Aber auch im alltäglichen Leben und der therapeutischen Arbeit steht man immer wieder vor scheinbar unüberwindlichen Gegensätzen widerstrebender Tendenzen im Einzelnen wie auch in seinen Beziehungen – wahrlich ein Wespennest. Häufig wird aus der Polarität von Männlich und Weiblich oder von Gut und Böse ein unversöhnlicher Gegensatz, bis hin zur > Spaltung oder der > Projektion eigener unbewusster Anteile auf den Anderen (> Anima/Animus: Klassische Auffassung > Schatten > Ethik, neue). Dagegen sieht Jung z. B. Gut und Böse als ein im Menschen verankertes Gegensatzpaar an, „dem seienden Guten“ könne kein nicht seiendes substanzloses Böses gegenüber stehen. “Wenn man dem Guten Substanz zuerteilt“, bleibt es unausweichlich, dass „man dem Bösen gegenüber dasselbe tun muss“ (vgl. Jung, GW 11, § 247). Allerdings ist häufig – auch für einen Therapeuten – nicht klar zu erkennen, ob nicht ein > Böses durch die > Enantiodromie in ein Gutes umschlagen kann oder ein scheinbar Gutes auch zu Bösem verführt. Dies als Beispiel, in welche Tiefendimensionen der Psyche die mutige und konsequente Explikation des Gegensatzprinzips führt und welche vielleicht auch ängstigende Reichweite Positionen der Analytischen Psychologie (> Analytische Psychologie) haben können. “Die Paradoxie der Gottheit zerreißt auch den Menschen in Gegensätze und liefert ihn einem anscheinend unlösbaren Konflikt aus.“ (Jung, GW 11, § 738) So verbinden sich in der Analytischen Psychologie umfassende Perspektiven mit persönlichen Schicksalen, die ja in ständiger Begegnung und Auseinandersetzung mit inneren und äußeren Gegensätzen stattfinden.
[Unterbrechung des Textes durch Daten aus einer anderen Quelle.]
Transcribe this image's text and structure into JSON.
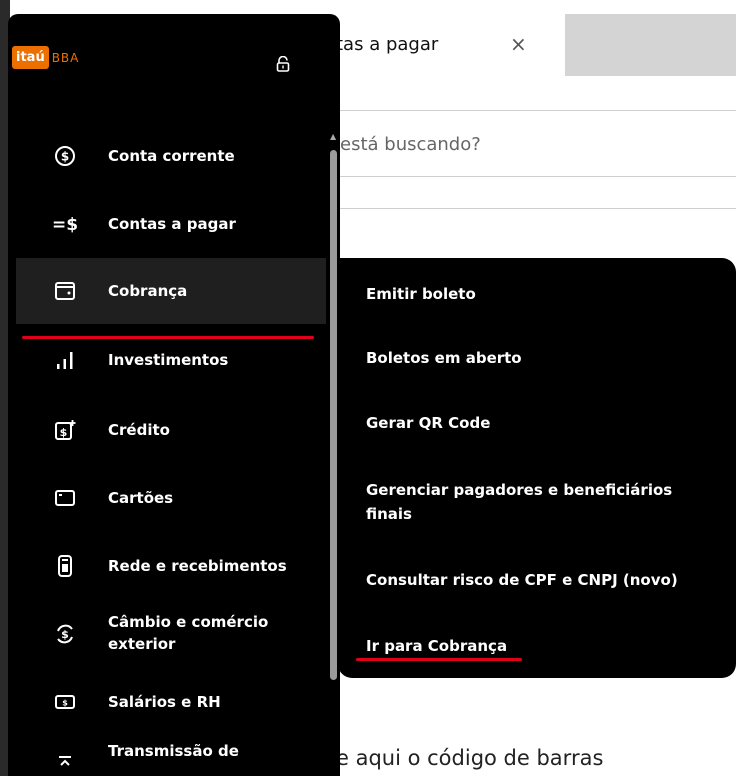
{
  "background": {
    "tab_label": "tas a pagar",
    "tab_close": "×",
    "search_placeholder": "está buscando?",
    "barcode_text": "e aqui o código de barras"
  },
  "brand": {
    "logo_text": "itaú",
    "logo_suffix": "BBA",
    "accent": "#ec7000",
    "highlight": "#e0001b"
  },
  "sidebar": {
    "items": [
      {
        "label": "Conta corrente",
        "icon": "dollar-circle-icon"
      },
      {
        "label": "Contas a pagar",
        "icon": "equals-dollar-icon"
      },
      {
        "label": "Cobrança",
        "icon": "wallet-icon"
      },
      {
        "label": "Investimentos",
        "icon": "bar-chart-icon"
      },
      {
        "label": "Crédito",
        "icon": "credit-dollar-icon"
      },
      {
        "label": "Cartões",
        "icon": "card-icon"
      },
      {
        "label": "Rede e recebimentos",
        "icon": "pos-terminal-icon"
      },
      {
        "label": "Câmbio e comércio exterior",
        "icon": "exchange-icon"
      },
      {
        "label": "Salários e RH",
        "icon": "money-bill-icon"
      },
      {
        "label": "Transmissão de",
        "icon": "transmit-icon"
      }
    ]
  },
  "submenu": {
    "items": [
      {
        "label": "Emitir boleto"
      },
      {
        "label": "Boletos em aberto"
      },
      {
        "label": "Gerar QR Code"
      },
      {
        "label": "Gerenciar pagadores e beneficiários finais"
      },
      {
        "label": "Consultar risco de CPF e CNPJ (novo)"
      },
      {
        "label": "Ir para Cobrança"
      }
    ]
  }
}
„Das Ich bewahrt nur seine Selbstständigkeit, wenn es sich nicht mit einem der Gegensätze identifiziert, sondern die Mitte zwischen den Gegensätzen zu halten versteht.“ (Jung, GW 8, §250) Dies erinnert an den mittleren Weg des > Buddhismus als wesentliche Voraussetzung der Erlösung vom Leid. Aber auch wenn die Dynamik des Archetyps der Coniunctio (> Coniunctio/Mysterium Coniunctionis) und des > Hierosgamos auf eine Mitte als Ziel hinsteuert oder sogar hindrängt und auch wenn dahinter die > Einheitswirklichkeit, der > Unus mundus oder das Tao steht, so bleibt der Mensch in seinem Leben und seinem, auf Polarität hin ausgerichteten, Bewusstsein doch wohl der Gegensatzdynamik ausgesetzt, denn immer noch gilt Lao Tse‘s Weisheit in Bezug auf die unerkennbare non-duale Einheit von Sein und Nicht-Sein: „Beides ist eins dem Ursprung nach und nur verschieden durch den Namen. In seiner Einheit heißt es das Geheimnis. Des Geheimnisses noch tieferes Geheimnis ist das Tor, durch das alle Wunder hervortreten.“ (Wilhelm, 1931, Nr. 1)
Literatur: Schlegel, L. (1977): Die Psychodynamik der Polarität in der Psychologie von Jung; Seifert, T. (1981): Lebensperspektiven der Psychologie.